The narrator of this book about Abraham Lincoln is fascinated by his face. She wants to learn as much as she can about Lincoln. She learns the well-known facts such as his poverty as a child, his honesty and the difficulties of his presidency. Whimsy also has a place. She imagines that on the day Lincoln was elected president his wife made him his favorite vanilla cake. She wonders if Lincoln and his wife had nicknames for each other. While Lincoln was thinking deep thoughts about the United States and about democracy, she imagines that he also thought about getting a birthday present for his son. An illustration of the uniform of one of the first soldiers killed in the Civil War brings out one of the most serious commentaries. There’s also a shockingly serious commentary above the pistol with which Lincoln was killed.
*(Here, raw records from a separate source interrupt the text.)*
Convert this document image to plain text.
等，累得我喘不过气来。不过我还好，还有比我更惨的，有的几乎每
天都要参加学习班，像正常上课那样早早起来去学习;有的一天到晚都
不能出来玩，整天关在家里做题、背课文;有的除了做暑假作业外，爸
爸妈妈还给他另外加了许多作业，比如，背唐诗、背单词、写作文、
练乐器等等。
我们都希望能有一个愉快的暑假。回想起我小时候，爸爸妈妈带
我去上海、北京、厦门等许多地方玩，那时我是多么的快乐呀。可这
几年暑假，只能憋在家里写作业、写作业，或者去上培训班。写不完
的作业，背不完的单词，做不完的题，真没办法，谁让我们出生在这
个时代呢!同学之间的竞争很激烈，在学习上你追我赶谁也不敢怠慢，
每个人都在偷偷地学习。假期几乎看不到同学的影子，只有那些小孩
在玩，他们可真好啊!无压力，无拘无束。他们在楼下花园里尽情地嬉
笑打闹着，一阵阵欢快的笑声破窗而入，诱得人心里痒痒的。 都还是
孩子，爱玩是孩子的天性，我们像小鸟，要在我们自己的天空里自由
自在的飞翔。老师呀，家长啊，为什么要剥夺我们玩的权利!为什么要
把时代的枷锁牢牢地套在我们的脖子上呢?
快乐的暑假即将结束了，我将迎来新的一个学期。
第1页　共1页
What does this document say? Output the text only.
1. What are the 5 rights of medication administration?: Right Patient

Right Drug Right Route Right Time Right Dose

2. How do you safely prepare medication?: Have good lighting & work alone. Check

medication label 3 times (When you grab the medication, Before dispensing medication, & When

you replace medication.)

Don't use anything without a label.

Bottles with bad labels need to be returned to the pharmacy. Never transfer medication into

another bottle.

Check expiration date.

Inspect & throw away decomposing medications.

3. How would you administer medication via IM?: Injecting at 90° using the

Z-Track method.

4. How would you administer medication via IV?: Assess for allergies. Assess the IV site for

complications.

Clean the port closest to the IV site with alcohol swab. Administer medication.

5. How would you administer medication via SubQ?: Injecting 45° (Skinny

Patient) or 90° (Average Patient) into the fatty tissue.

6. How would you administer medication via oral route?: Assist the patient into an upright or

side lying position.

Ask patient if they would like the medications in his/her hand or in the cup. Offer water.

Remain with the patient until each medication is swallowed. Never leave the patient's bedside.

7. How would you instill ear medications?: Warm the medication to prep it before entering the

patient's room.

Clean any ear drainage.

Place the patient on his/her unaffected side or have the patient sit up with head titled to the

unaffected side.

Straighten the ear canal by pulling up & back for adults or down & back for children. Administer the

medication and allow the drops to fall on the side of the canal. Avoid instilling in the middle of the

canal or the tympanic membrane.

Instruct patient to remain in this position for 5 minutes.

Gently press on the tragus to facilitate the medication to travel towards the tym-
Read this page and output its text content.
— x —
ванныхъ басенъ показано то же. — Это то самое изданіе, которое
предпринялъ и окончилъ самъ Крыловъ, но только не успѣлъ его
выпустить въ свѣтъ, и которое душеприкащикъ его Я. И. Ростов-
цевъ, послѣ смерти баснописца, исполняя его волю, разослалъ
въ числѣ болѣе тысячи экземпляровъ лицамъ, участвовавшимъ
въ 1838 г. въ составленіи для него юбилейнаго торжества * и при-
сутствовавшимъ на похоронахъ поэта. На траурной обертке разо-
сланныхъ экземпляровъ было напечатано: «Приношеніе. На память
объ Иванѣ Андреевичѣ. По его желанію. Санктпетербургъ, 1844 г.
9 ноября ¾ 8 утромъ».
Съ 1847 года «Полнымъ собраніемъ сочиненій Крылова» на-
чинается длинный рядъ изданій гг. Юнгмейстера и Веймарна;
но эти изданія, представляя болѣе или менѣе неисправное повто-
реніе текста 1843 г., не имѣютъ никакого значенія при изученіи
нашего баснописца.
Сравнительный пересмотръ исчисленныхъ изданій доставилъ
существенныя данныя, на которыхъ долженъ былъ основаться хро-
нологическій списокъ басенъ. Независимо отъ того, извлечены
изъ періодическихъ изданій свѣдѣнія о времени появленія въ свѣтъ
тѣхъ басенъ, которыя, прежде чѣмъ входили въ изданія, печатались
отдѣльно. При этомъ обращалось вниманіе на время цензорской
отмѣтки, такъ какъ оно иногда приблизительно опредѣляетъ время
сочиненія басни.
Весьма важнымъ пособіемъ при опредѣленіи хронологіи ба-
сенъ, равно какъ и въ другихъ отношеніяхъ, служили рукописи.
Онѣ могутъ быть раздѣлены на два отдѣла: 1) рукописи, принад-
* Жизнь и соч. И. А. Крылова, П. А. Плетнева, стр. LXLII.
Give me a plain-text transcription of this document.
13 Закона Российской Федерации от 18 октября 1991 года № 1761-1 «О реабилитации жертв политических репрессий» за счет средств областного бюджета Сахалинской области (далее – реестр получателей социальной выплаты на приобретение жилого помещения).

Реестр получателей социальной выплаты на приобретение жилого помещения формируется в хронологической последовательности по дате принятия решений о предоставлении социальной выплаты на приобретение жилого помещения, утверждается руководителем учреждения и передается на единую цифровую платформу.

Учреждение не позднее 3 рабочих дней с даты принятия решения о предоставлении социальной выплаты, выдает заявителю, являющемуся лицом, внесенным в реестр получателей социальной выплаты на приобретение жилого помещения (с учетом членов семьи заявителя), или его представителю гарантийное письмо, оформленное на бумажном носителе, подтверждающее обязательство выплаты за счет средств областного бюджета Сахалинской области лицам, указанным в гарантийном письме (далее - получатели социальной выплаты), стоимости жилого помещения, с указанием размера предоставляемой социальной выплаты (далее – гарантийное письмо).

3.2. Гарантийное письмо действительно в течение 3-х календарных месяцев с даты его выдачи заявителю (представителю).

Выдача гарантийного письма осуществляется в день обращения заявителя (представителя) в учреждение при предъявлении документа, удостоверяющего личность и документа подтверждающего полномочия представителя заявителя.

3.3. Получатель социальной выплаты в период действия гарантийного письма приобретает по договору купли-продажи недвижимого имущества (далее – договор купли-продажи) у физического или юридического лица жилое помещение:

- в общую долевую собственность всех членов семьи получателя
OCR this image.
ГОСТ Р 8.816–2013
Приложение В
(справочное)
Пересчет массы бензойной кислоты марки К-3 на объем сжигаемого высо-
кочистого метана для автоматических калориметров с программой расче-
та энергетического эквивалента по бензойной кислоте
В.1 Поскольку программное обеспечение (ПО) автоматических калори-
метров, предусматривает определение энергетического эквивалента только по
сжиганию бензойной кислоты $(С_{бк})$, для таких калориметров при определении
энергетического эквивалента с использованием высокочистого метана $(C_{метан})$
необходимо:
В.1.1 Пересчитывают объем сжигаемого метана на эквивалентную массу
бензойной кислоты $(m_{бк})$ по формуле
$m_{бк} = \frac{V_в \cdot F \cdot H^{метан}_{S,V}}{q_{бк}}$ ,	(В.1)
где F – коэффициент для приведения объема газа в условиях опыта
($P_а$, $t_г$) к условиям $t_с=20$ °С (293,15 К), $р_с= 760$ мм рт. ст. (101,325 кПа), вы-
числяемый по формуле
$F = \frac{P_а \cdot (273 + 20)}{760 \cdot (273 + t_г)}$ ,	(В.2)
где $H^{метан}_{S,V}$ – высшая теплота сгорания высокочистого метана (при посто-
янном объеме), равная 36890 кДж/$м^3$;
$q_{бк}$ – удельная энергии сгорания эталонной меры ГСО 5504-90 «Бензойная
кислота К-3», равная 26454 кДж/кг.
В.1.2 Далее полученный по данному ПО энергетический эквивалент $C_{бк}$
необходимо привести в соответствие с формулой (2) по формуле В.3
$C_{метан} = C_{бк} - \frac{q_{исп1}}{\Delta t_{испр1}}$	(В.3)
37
It seems as if the narrator, in her commentaries, is attempting to humanize Lincoln for herself. This is a very difficult task for a textbook to accomplish. This book has text book information, but it also has the commentaries, so Lincoln becomes the narrator’s picture of a vital, living person rather than just “the 16th president.”
The facts of the book are printed in typeface. The narrator’s commentaries are, in a very readable print/cursive combination. Some of the words in the commentaries are brightly colored for emphasis.
The illustrations add color and emotional depth to the book. One of the funnier illustrations shows a mule wearing a hat and looking recalcitrant on the lower right, and two legs flying off the ground in the upper left. This illustrates Lincoln being kicked in the head by a mule. The illustration of the time of mourning following Lincoln’s death is a two-page spread using dark blue and black and gray and white. But the commentary notes that “a great man is never really gone.” The next page is full of pink cherry blossoms and bright green grass. In the final illustration, the narrator is at the Lincoln Memorial, looking into Lincoln’s eyes, and the colors are pastels.
At the end of the book there are many notes about Lincoln and about the facts in the book.
“Looking at Lincoln” is a beautiful introduction to Lincoln, as well as a conversation starter about Lincoln, about slavery, about the Civil War, about political assassination and about legacy.